Le monde en gris
Je ne savais pas, je n'aurais jamais cru... on a repeint le petit beurre. En gris. Le petit Lu, le petit Lulu de Nantes. En gris. Le petit brun aux oreilles d'écolier. En gris. Le petit jaune aux quarante orteils. En gris. Le petit bleu dans son parc à étoiles. En gris.
Et moi qui ne savais pas, moi qui n'aurais jamais cru...
Je me demande qui nous repeint ainsi le monde, pendant que nous dormons. En gris.
Les biscuits et les astres, le soleil et la lune. En gris.
Les murs, les grands chemins, les voyages et les jours. En gris.
L'avenir, l'espérance, les lendemains qui chantent.

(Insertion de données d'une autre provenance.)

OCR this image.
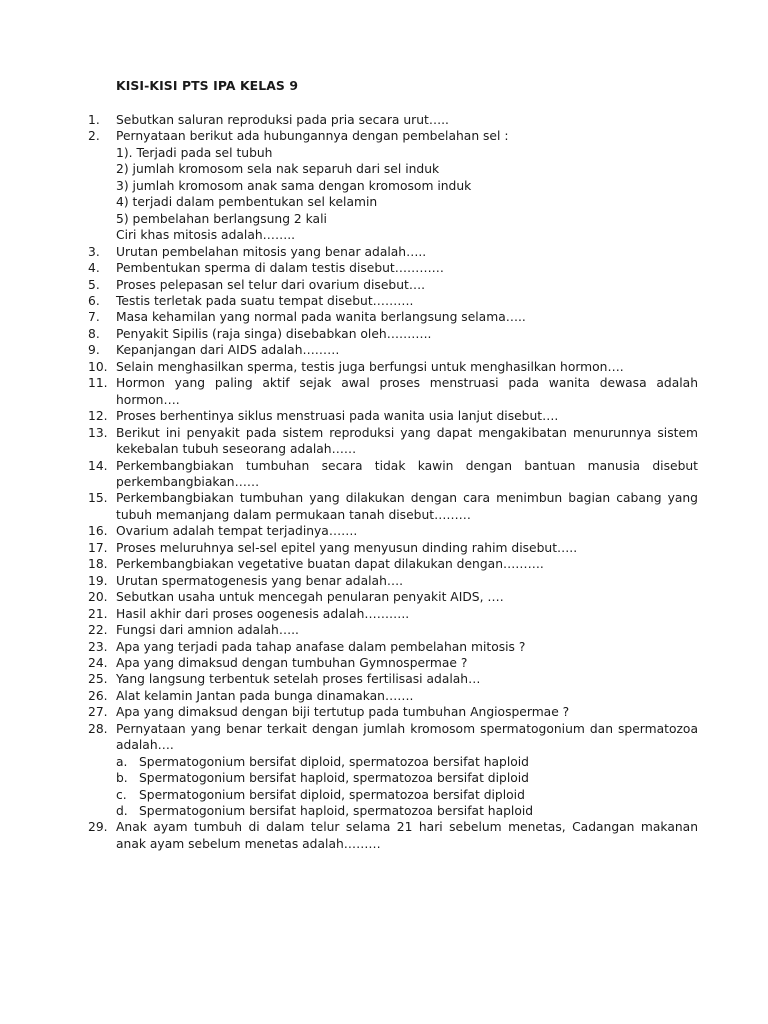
KISI-KISI PTS IPA KELAS 9
1.	Sebutkan saluran reproduksi pada pria secara urut…..
2.	Pernyataan berikut ada hubungannya dengan pembelahan sel :
1). Terjadi pada sel tubuh
2) jumlah kromosom sela nak separuh dari sel induk
3) jumlah kromosom anak sama dengan kromosom induk
4) terjadi dalam pembentukan sel kelamin
5) pembelahan berlangsung 2 kali
Ciri khas mitosis adalah……..
3.	Urutan pembelahan mitosis yang benar adalah…..
4.	Pembentukan sperma di dalam testis disebut…………
5.	Proses pelepasan sel telur dari ovarium disebut….
6.	Testis terletak pada suatu tempat disebut……….
7.	Masa kehamilan yang normal pada wanita berlangsung selama…..
8.	Penyakit Sipilis (raja singa) disebabkan oleh………..
9.	Kepanjangan dari AIDS adalah………
10. Selain menghasilkan sperma, testis juga berfungsi untuk menghasilkan hormon….
11. Hormon yang paling aktif sejak awal proses menstruasi pada wanita dewasa adalah hormon….
12. Proses berhentinya siklus menstruasi pada wanita usia lanjut disebut….
13. Berikut ini penyakit pada sistem reproduksi yang dapat mengakibatan menurunnya sistem kekebalan tubuh seseorang adalah……
14. Perkembangbiakan tumbuhan secara tidak kawin dengan bantuan manusia disebut perkembangbiakan……
15. Perkembangbiakan tumbuhan yang dilakukan dengan cara menimbun bagian cabang yang tubuh memanjang dalam permukaan tanah disebut………
16. Ovarium adalah tempat terjadinya…….
17. Proses meluruhnya sel-sel epitel yang menyusun dinding rahim disebut…..
18. Perkembangbiakan vegetative buatan dapat dilakukan dengan……….
19. Urutan spermatogenesis yang benar adalah….
20. Sebutkan usaha untuk mencegah penularan penyakit AIDS, ….
21. Hasil akhir dari proses oogenesis adalah………..
22. Fungsi dari amnion adalah…..
23. Apa yang terjadi pada tahap anafase dalam pembelahan mitosis ?
24. Apa yang dimaksud dengan tumbuhan Gymnospermae ?
25. Yang langsung terbentuk setelah proses fertilisasi adalah…
26. Alat kelamin Jantan pada bunga dinamakan…….
27. Apa yang dimaksud dengan biji tertutup pada tumbuhan Angiospermae ?
28. Pernyataan yang benar terkait dengan jumlah kromosom spermatogonium dan spermatozoa adalah….
a. Spermatogonium bersifat diploid, spermatozoa bersifat haploid
b. Spermatogonium bersifat haploid, spermatozoa bersifat diploid
c. Spermatogonium bersifat diploid, spermatozoa bersifat diploid
d. Spermatogonium bersifat haploid, spermatozoa bersifat haploid
29. Anak ayam tumbuh di dalam telur selama 21 hari sebelum menetas, Cadangan makanan anak ayam sebelum menetas adalah………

En gris.
Pourtant, quand on regarde bien, on voit encore trembler, derrière les fentes, des éclats de couleurs, des papillons de joie, de clairs regards qui veillent.
Il suffirait d'écarter les grilles comme des doigts humains, de laisser la lumière s'écouler en eau vive.
Il suffirait de secouer le béton comme un grand rire d'enfant, sous la poussée du lierre, des oiseaux et des fleurs.
Il suffirait de presque rien pour que le gris s'évade, pour qu'il fasse le mur. Qu'il cesse de broyer le noir des grises mines, qu'il se fasse la belle et se fasse la malle aux beaux habits de ciel.
Mais qui s'obstine, pendant que nous rêvons, à nous repeindre ce vieux monde ? En gris.